Para historiador e coordenador da Iniciativa Negra por uma Nova Política sobre Drogas, debate sobre a descriminalização das drogas precisa passar por uma reparação histórica

O historiador Dudu Ribeiro.
O historiador Dudu Ribeiro. DIVULGAÇÃO

Com três votos a favor da descriminalização, o Supremo Tribunal Federal poderia avançar na próxima semana na discussão sobre a descriminalização do uso e porte de drogas, não fosse a decisão do presidente da Corte, ministro Dias Toffoli, de adiar o julgamento iniciado em 2015 e agendado desde o final do ano passado para dia 5 de junho.O argumento foi que a pauta do STF estava congestionada e não haveria tempo para fazer o julgamento. Não foi marcada uma nova data para a retomada do tema, que é um dos focos das forças políticas conservadoras do país —o Senado recentemente endureceu a política sobre drogas no Brasil com a aprovação da chamada “Rouanet das Clínicas”.

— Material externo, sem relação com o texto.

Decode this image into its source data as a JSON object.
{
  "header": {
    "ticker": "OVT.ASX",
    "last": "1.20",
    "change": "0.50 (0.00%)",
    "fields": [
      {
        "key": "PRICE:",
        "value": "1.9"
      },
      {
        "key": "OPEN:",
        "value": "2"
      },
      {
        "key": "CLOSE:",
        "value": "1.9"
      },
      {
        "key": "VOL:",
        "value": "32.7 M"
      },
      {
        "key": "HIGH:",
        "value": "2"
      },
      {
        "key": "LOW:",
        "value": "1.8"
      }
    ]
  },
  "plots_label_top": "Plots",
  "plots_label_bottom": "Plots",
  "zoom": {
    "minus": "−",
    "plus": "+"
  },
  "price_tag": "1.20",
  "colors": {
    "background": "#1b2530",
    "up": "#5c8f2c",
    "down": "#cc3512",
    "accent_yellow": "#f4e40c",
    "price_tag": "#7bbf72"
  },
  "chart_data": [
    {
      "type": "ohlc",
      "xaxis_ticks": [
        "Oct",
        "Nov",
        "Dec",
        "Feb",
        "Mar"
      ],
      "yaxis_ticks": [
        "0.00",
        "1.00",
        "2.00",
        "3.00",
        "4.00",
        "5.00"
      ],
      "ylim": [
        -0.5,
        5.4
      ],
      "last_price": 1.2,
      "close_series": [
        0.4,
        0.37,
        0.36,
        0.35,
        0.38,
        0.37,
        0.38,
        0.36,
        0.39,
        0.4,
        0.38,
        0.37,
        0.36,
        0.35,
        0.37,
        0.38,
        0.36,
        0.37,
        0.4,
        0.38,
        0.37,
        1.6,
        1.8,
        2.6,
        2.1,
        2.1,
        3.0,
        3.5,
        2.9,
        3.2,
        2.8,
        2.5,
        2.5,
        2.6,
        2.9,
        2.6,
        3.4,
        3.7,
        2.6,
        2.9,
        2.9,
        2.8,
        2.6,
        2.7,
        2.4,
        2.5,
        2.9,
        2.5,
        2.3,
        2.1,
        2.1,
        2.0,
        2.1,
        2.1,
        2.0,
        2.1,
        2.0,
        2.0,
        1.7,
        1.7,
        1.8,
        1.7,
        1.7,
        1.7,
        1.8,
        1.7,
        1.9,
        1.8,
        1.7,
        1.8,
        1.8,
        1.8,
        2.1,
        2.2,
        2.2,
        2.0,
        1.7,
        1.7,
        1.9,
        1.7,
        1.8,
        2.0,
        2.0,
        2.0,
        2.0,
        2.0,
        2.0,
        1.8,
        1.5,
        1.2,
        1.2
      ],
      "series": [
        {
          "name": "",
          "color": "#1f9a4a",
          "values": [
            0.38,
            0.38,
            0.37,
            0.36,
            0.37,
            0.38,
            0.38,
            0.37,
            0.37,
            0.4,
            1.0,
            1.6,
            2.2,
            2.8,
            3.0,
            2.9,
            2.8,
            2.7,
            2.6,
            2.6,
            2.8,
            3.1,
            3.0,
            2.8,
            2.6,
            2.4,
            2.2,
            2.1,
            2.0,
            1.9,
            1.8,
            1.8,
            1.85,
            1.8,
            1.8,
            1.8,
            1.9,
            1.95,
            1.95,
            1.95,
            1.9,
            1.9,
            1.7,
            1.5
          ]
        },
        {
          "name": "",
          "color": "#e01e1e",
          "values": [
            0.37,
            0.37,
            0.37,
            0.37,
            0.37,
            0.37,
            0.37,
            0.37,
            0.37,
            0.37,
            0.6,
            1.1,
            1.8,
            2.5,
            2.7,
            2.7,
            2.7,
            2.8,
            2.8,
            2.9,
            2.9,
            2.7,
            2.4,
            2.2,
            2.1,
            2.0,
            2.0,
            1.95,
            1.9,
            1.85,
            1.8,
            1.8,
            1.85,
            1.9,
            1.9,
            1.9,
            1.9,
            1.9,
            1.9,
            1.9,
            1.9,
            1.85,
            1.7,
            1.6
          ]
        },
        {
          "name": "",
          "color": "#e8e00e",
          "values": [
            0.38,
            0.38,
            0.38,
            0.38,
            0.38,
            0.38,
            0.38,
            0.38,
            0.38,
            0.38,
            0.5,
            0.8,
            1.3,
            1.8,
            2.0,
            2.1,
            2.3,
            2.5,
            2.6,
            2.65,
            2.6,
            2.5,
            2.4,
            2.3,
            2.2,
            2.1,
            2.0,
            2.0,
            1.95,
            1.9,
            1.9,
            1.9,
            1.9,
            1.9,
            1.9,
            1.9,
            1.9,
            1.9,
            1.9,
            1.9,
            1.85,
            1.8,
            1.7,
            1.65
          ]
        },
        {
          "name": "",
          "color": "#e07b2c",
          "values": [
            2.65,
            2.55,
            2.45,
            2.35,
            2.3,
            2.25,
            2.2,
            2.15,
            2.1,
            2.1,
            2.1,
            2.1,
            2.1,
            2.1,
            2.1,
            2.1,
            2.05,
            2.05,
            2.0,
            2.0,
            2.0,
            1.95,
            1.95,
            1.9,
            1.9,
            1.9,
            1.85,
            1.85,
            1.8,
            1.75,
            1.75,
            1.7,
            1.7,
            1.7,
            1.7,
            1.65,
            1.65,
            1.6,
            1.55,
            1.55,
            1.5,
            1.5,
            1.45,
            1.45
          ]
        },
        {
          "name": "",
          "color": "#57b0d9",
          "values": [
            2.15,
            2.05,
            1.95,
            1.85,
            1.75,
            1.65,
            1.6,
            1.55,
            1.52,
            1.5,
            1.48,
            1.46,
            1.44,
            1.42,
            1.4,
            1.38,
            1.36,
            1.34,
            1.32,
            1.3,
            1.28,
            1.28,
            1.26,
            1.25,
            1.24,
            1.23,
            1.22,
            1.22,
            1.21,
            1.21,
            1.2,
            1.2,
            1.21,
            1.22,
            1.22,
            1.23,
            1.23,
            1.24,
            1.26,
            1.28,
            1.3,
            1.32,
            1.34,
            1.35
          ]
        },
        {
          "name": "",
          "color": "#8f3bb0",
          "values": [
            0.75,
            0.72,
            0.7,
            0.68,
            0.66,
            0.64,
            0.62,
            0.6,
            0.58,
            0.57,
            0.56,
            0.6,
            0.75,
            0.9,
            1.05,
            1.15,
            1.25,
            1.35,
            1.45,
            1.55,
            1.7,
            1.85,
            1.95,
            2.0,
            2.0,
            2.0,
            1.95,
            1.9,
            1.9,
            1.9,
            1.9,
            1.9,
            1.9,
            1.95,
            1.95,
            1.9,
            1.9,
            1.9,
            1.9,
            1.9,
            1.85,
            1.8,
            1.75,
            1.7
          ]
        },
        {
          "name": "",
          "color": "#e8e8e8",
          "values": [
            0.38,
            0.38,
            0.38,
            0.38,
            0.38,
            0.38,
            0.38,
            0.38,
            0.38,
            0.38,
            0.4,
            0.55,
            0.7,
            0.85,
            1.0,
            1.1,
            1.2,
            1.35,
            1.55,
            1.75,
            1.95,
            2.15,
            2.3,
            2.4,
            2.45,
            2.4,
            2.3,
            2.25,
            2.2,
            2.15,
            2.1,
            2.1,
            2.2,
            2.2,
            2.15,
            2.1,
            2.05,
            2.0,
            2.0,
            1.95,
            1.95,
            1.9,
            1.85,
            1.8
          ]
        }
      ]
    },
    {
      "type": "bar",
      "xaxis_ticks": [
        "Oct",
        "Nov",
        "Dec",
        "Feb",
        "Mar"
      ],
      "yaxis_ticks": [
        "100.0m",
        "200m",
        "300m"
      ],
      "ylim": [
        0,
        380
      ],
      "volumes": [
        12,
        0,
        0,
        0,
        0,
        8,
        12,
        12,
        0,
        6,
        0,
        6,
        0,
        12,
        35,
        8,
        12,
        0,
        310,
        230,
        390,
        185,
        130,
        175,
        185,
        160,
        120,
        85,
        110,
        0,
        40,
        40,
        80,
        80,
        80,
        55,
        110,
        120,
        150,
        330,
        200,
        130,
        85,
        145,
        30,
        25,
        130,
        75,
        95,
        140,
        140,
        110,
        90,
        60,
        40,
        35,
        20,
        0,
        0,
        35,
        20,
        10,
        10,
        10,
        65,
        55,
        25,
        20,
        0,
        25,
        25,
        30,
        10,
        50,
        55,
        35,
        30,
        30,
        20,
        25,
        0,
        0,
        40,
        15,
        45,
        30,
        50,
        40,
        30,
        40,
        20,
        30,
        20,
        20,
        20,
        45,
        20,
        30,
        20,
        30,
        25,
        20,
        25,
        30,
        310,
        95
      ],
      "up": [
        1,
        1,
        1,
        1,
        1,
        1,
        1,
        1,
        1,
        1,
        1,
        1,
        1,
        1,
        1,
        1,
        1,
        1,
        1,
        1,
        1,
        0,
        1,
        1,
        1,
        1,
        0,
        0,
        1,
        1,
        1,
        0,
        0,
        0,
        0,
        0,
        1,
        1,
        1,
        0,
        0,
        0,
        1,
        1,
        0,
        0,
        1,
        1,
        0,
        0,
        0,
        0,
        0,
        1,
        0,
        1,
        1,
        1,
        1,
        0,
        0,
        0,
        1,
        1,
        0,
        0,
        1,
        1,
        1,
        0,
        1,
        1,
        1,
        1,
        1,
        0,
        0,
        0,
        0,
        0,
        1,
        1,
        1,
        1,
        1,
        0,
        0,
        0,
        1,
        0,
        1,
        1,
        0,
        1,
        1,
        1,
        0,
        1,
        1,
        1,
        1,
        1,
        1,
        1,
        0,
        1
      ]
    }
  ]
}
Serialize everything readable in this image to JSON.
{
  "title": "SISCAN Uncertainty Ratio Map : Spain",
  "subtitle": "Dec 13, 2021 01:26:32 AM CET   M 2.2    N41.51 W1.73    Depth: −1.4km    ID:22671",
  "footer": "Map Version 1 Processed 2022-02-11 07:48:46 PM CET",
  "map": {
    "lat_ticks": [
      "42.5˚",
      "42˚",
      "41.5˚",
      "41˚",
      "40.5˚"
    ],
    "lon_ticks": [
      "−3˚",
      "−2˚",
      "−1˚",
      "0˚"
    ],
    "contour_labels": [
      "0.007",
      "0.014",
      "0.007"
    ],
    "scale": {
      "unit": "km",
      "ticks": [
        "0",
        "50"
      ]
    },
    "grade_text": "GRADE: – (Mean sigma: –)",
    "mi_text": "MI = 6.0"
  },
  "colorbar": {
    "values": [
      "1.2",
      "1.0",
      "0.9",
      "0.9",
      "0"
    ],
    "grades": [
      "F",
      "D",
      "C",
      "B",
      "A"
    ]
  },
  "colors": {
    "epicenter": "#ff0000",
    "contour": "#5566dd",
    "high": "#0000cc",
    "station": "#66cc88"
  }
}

Para Dudu Ribeiro, entretanto, caso consiga retomar a pauta, o STF estará, provavelmente, longe de dar um passo suficiente. Para o historiador e coordenador da Iniciativa Negra por uma Nova Política sobre Drogas, a depender do caminho que escolher, a Corte poderá, inclusive, até mesmo soar elitista. Isso porque, embora o ministro Gilmar Mendes tenha votado pela descriminalização de todas as drogas, a maconha é o objeto da ação. E para Ribeiro, se o debate ficar somente no âmbito da legalização da cannabis e não avançar sobre todas as políticas que envolvem a guerra às drogas, causará pouco ou nenhum efeito direto sobre a maior parte da população. Especialmente a população negra, a mais condenada pelo encarceramento em massa.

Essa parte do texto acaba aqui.